Vic started to speak, but then motioned for the priest to follow him. “Let me show you something.”
“Where are we going?”
“I want you to see this.” They walked down the hall and through double doors to a triage area for emergency cases. There was a narrow window in a wall, and the po
liceman told the priest to look through it. An oxygen bottle and gauges partially blocked the view. Inside, Mrs. Barrilleaux sat on an examining table, a blue knot swelling in her upper arm. One doctor was pulling back on her shoulder while another twisted her elbow.
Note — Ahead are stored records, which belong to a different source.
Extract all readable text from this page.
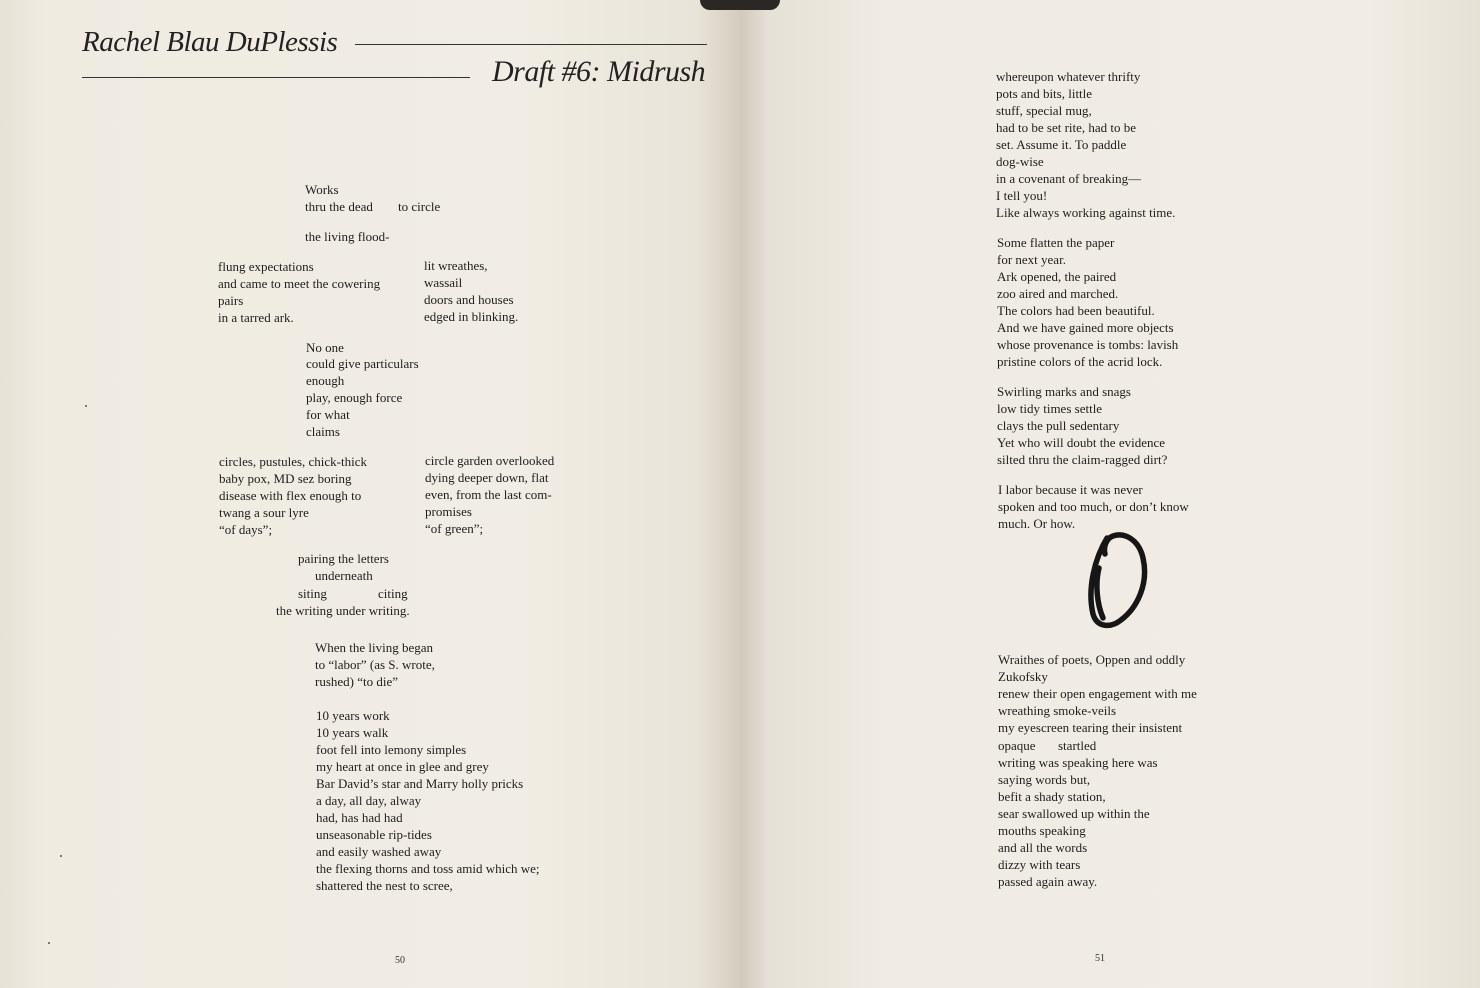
Rachel Blau DuPlessis
Draft #6: Midrush
Works
thru the dead to circle
the living flood-
flung expectations
and came to meet the cowering
pairs
in a tarred ark.
lit wreathes,
wassail
doors and houses
edged in blinking.
No one
could give particulars
enough
play, enough force
for what
claims
circles, pustules, chick-thick
baby pox, MD sez boring
disease with flex enough to
twang a sour lyre
“of days”;
circle garden overlooked
dying deeper down, flat
even, from the last com-
promises
“of green”;
pairing the letters
underneath
siting	citing
the writing under writing.
When the living began
to “labor” (as S. wrote,
rushed) “to die”
10 years work
10 years walk
foot fell into lemony simples
my heart at once in glee and grey
Bar David’s star and Marry holly pricks
a day, all day, alway
had, has had had
unseasonable rip-tides
and easily washed away
the flexing thorns and toss amid which we;
shattered the nest to scree,
50
whereupon whatever thrifty
pots and bits, little
stuff, special mug,
had to be set rite, had to be
set. Assume it. To paddle
dog-wise
in a covenant of breaking—
I tell you!
Like always working against time.
Some flatten the paper
for next year.
Ark opened, the paired
zoo aired and marched.
The colors had been beautiful.
And we have gained more objects
whose provenance is tombs: lavish
pristine colors of the acrid lock.
Swirling marks and snags
low tidy times settle
clays the pull sedentary
Yet who will doubt the evidence
silted thru the claim-ragged dirt?
I labor because it was never
spoken and too much, or don’t know
much. Or how.
Wraithes of poets, Oppen and oddly
Zukofsky
renew their open engagement with me
wreathing smoke-veils
my eyescreen tearing their insistent
opaque startled
writing was speaking here was
saying words but,
befit a shady station,
sear swallowed up within the
mouths speaking
and all the words
dizzy with tears
passed again away.
51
On the table was a large, menacing syringe, and Mrs. Barrilleaux was crying, without expression, great patient tears. “Take a long look,” Vic said, “and when you get enough, come on with me.” The priest turned away from the glass and followed.
“You didn’t have to show me that.”
“I didn’t?”
“That is the nicest woman, the best cook, the best—”
“Come on, Father,” Vic said, pushing open the door to the parking lot. “I’ve got a lot of writing to do.”
—
Father Ledet’s blood-alcohol level was twice what the patrolman needed to write him up for DWI, to which he added running a stop sign and causing an accident with bodily injury. The traffic court suspended his license, and since he’d banged up the Lincoln before, his insurance company dropped his coverage as soon as their computers picked up the offenses.
A week after the accident, he came into the rectory hall drinking a glass of tap water, which beaded on his tongue like a nasty oil. The phone rang and the glass jumped in his fingers. It was Mrs. Arceneaux again, who told him she’d been arguing with her husband, who wanted to tell her brother, Nelson Lodrigue, that he’d stolen his car ten years before. “Why’d you ask him to talk to Nelson about the stealing business? It’s got him all upset.”
The priest didn’t understand. “What would be the harm in him telling Nelson the truth?”
“Aw, no, Father. Clyde’s got so little oxygen in his brain he’s not thinking straight. He can’t tell Nelson what he did. I don’t want him to die with everyone in the neighborhood thinking he’s a thief. And Nelson, well, I love my brother, but if he found out my husband stole his old bomb, he’d make Clyde’s last days hell. He’s just like that, you know?”